Sting overcomes his personality...
Sting is a talented bloke who writes some very good songs and sings them with one of the more appealing and evocative voices in pop music. And he'd be the first to agree.
Mr. Sting, who played a brilliant show with his monster band at the Oakland Coliseum Arena Thursday night, would be much easier to stomach if he weren't so taken with himself.
For those who simply dig good music, Sting's work would have a greater live impact if he'd just shut up and sing. The music is great, the man merely pompous.
He seems to enjoy offering himself up to his adoring teeny-bopper fans as an insolently hip but socially conscious visionary. The rock star sex symbol bit he indulges in is tiresome, too. Stingo shaking his little buns, doing his Mick Jagger shtick and baring his chest while girls shriek and howl is silly. The man clearly aims at Art, but that ain't it.
Thursday, he did a blustery Jimmy Swaggart imitation before playing 'Murder By Numbers', the dandy Police song that Swaggart claimed had been written by Lucifer. ''I thought about it,'' said Sting, ''a then it dawned on me: I wrote that f***ing song!'' Yeah.
Before intermission, he told the sold-out crowd that during the break, ''we're going to be reading poetry backstage. Longfellow and Whitman.'' Even when he's making fun of himself, he's pretentious.
But enough about Mr. Sting the star. It's the musician who's interesting. He put together a spectacular band of jazz and rock musicians who played with ferocious energy and flawless finesse.
He's been using several of them since his first solo venture, 'Dream of the Blue Turtles', including the superb saxophonist Branford Marsalis - his big brother Wynton, the high-minded jazz purist, would flip if he saw Branford doing those shuck and jive dance bits with Sting - the brilliant pianist Kenny Kirkland, and the powerhouse singer Janice Pendarvis.
In addition to a traps drummer, a second keyboardist, who sings and plays in unison like a cross between George Benson and Tania Maria, and Clapton-clone guitarist Jeff Campbell, Sting is using a master percussionist named Mino Cinelu, who poured surging life into Sting's mixed bag of ethnic rhythms.
The music, for the most part, was compelling and swinging. Sting weds his pointed lyrics to tuneful melodies riding on an irresistible mix of world rhythms - African polyrhythms, Caribbean reggae and calypso, jazz swing, rock, South American folk strains and even a bit of Balinese gamelan.
The Stinger owes much of this approach to drummer Stewart Copeland, with whom he worked in the new wave English band the Police.
And two of the best tunes in this roaring show were from the Police's 'Synchronicity' album, 'King of Pain' and 'Murder by Numbers'. Good tunes played with passion and precision.

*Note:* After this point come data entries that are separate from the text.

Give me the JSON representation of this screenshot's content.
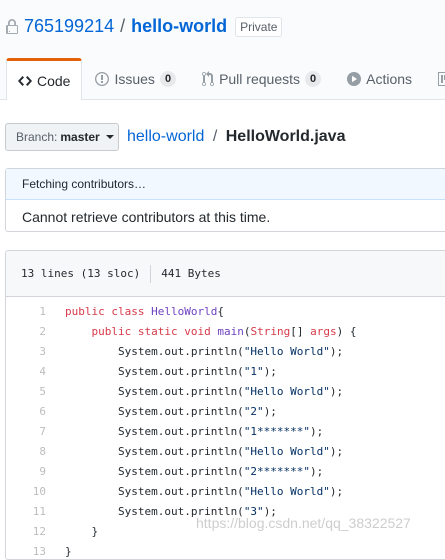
{
  "repo": {
    "owner": "765199214",
    "separator": "/",
    "name": "hello-world",
    "visibility": "Private"
  },
  "tabs": [
    {
      "label": "Code",
      "icon": "code-icon",
      "selected": true
    },
    {
      "label": "Issues",
      "icon": "issue-icon",
      "count": "0"
    },
    {
      "label": "Pull requests",
      "icon": "pull-request-icon",
      "count": "0"
    },
    {
      "label": "Actions",
      "icon": "play-icon"
    },
    {
      "label": "P",
      "icon": "project-icon"
    }
  ],
  "branch": {
    "label": "Branch:",
    "value": "master"
  },
  "breadcrumb": {
    "repo": "hello-world",
    "separator": "/",
    "file": "HelloWorld.java"
  },
  "contributors": {
    "status": "Fetching contributors…",
    "message": "Cannot retrieve contributors at this time."
  },
  "file": {
    "lines_info": "13 lines (13 sloc)",
    "size": "441 Bytes",
    "lines": [
      {
        "n": "1",
        "parts": [
          [
            "k",
            "public class "
          ],
          [
            "t",
            "HelloWorld"
          ],
          [
            "",
            "{"
          ]
        ]
      },
      {
        "n": "2",
        "parts": [
          [
            "",
            "    "
          ],
          [
            "k",
            "public static void "
          ],
          [
            "t",
            "main"
          ],
          [
            "",
            "("
          ],
          [
            "k",
            "String"
          ],
          [
            "",
            "[] "
          ],
          [
            "k",
            "args"
          ],
          [
            "",
            ") {"
          ]
        ]
      },
      {
        "n": "3",
        "parts": [
          [
            "",
            "        System.out.println("
          ],
          [
            "s",
            "\"Hello World\""
          ],
          [
            "",
            ");"
          ]
        ]
      },
      {
        "n": "4",
        "parts": [
          [
            "",
            "        System.out.println("
          ],
          [
            "s",
            "\"1\""
          ],
          [
            "",
            ");"
          ]
        ]
      },
      {
        "n": "5",
        "parts": [
          [
            "",
            "        System.out.println("
          ],
          [
            "s",
            "\"Hello World\""
          ],
          [
            "",
            ");"
          ]
        ]
      },
      {
        "n": "6",
        "parts": [
          [
            "",
            "        System.out.println("
          ],
          [
            "s",
            "\"2\""
          ],
          [
            "",
            ");"
          ]
        ]
      },
      {
        "n": "7",
        "parts": [
          [
            "",
            "        System.out.println("
          ],
          [
            "s",
            "\"1*******\""
          ],
          [
            "",
            ");"
          ]
        ]
      },
      {
        "n": "8",
        "parts": [
          [
            "",
            "        System.out.println("
          ],
          [
            "s",
            "\"Hello World\""
          ],
          [
            "",
            ");"
          ]
        ]
      },
      {
        "n": "9",
        "parts": [
          [
            "",
            "        System.out.println("
          ],
          [
            "s",
            "\"2*******\""
          ],
          [
            "",
            ");"
          ]
        ]
      },
      {
        "n": "10",
        "parts": [
          [
            "",
            "        System.out.println("
          ],
          [
            "s",
            "\"Hello World\""
          ],
          [
            "",
            ");"
          ]
        ]
      },
      {
        "n": "11",
        "parts": [
          [
            "",
            "        System.out.println("
          ],
          [
            "s",
            "\"3\""
          ],
          [
            "",
            ");"
          ]
        ]
      },
      {
        "n": "12",
        "parts": [
          [
            "",
            "    }"
          ]
        ]
      },
      {
        "n": "13",
        "parts": [
          [
            "",
            "}"
          ]
        ]
      }
    ]
  },
  "watermark": "https://blog.csdn.net/qq_38322527"
}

From 'Dream of the Blue Turtles', Sting sang strong renditions of 'If You Love Somebody Set Them Free', 'Consider Me Gone' and a blowout version of 'Fortress Around Your Heart'. This is a great band, and they exploded. Marsalis and Kirkland are superb jazzmen who grew up with rock in their ears and can play it all.
The best material from Sting's 'Nothing Like the Sun' album were the moody, evocative ballads: 'Sister Moon', a shadowy blue jazz number that featured Marsalis' piercingly beautiful soprano sax accompaniment; 'Fragile', a lovely melody with pastel-washed synthesizer colors backing Sting's Spanish guitar lines (it sounded like a Lyle Mayes-Pat Metheny chart).
Then there was 'They Dance Alone', based on the traditional Chilean gueca, or courting dance. It's a potent and tender homage to the men who have vanished in repressive Chile. A Chilean wooden pipes player joined the band and gave the music authentic flavor.
It's too bad a man who writes such strong music has to peddle such an annoying persona.